Everyone knows that once a girl turns into a soon-to-be-bride, she starts to believe the known universe revolves around the wedding. Thusly, as a soon-to-be-wedded person myself, I wasn't surprised that I started noticing a plethora of wedding-related fashion news—new stores, new websites, new lines. However, I'm slowly discovering that it's not just me—the industry itself is transforming.
The new energy in the bridal market stems from a really basic issue: More and more brides have started opting for off-the-rack dresses over customized gowns. Take me, for example: Firstly, conventional wisdom dictates that I should allot up to six months' time for a customized designer dress—be it from Kleinfeld or Vera Wang—and for good reason. These stores are tackling special requests ("take the sleeves off," "fix the bustle") from countless brides each season, and are dealing with complex gowns—corseting, lace, layers of tulle, the mind reels.
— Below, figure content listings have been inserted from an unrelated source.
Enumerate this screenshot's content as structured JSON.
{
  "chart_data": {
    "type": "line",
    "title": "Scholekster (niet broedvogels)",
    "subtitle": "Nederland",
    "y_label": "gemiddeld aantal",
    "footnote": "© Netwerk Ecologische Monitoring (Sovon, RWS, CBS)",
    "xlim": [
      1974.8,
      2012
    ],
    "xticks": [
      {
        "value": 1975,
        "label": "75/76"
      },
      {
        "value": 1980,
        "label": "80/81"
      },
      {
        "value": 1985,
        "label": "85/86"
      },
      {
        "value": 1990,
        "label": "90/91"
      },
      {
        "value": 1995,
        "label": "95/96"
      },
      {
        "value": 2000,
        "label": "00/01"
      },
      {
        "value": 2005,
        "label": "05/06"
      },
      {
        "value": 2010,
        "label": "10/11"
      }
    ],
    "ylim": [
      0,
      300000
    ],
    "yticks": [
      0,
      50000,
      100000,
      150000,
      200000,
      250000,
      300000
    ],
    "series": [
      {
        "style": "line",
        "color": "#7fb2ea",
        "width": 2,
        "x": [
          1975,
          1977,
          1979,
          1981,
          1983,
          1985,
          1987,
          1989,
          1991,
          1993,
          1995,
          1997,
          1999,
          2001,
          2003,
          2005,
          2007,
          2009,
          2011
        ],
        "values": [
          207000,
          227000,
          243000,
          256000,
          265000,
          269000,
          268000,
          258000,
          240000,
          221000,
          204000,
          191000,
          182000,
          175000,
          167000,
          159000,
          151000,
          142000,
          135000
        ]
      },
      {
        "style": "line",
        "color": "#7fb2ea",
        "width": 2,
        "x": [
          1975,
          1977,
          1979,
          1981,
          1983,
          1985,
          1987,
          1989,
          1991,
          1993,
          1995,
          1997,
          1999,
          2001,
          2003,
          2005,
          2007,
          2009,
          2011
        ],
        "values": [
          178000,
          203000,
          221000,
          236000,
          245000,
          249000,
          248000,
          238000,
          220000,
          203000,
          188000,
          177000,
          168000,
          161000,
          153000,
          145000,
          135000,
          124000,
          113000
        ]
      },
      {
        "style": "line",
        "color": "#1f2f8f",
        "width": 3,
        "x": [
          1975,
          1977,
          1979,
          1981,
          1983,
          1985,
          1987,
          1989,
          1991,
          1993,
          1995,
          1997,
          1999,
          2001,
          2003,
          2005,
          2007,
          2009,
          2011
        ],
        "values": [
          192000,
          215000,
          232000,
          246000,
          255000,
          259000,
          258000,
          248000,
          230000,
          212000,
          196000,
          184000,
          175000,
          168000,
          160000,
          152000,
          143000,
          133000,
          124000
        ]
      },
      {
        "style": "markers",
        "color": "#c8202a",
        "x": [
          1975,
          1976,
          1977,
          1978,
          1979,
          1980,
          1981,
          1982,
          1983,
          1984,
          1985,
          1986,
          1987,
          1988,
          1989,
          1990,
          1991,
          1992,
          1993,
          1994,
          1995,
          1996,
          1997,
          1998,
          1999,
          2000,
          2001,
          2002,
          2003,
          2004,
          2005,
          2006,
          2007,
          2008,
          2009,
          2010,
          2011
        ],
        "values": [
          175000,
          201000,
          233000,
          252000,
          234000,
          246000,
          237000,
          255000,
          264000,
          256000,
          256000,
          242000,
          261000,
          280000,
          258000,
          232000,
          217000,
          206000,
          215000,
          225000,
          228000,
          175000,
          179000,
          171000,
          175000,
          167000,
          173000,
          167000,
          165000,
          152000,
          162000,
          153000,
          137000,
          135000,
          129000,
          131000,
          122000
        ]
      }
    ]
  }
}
However, we're aiming to get hitched in less than six months, which already puts me out of the running for "the dream dress" among many circles. Secondly, I may be a fashion editor with certain connections, but even so, designer dresses (especially custom ones) are incredibly expensive, and in this day and age, even a shopper-for-sport like myself starts to draw the line somewhere.
And so, a doorway has opened for a new kind of bridal market, that's really (let's face it) been spearheaded by J.Crew. J.Crew first introduced its bridal collection in 2005, and in the five years since, has ushered in a wave of less-expensive, off-the-rack bridal offerings. In fact, its brand of one-stop-shopping wedding retail has been so successful, J.Crew is opening a stand-alone wedding salon on the Upper East Side in late spring, mere blocks from Vera Wang herself. As further proof of the triumph of mass-market over custom, Wang has even announced a recent partnership with... wait for it... mall retailer David's Bridal on a lower-price line of dresses. David's Bridal. Let that one sink in.
In the e-commerce space, Net-a-Porter has launched its own bridal boutique, angling itself pretty much in direct competition to J.Crew by offering upscale (yet still off-the-rack) dresses from insider-favored lines like Lanvin and Rick Owens, with Louboutins to match. Urban—the company behind Urban Outfitters and Anthropologie—has also announced plans to launch a wedding line, and even Ann Taylor has introduced a strapless, tiered wedding gown for $495.
Alas, for a gal like me, who's looking for something more personalized and "special" than, say, an Ann Taylor dress, but is also not willing to sign on for a six-month custom piece that she doesn't even get a hand in creating, the options may have become far more varied, but they're not necessarily more satisfying.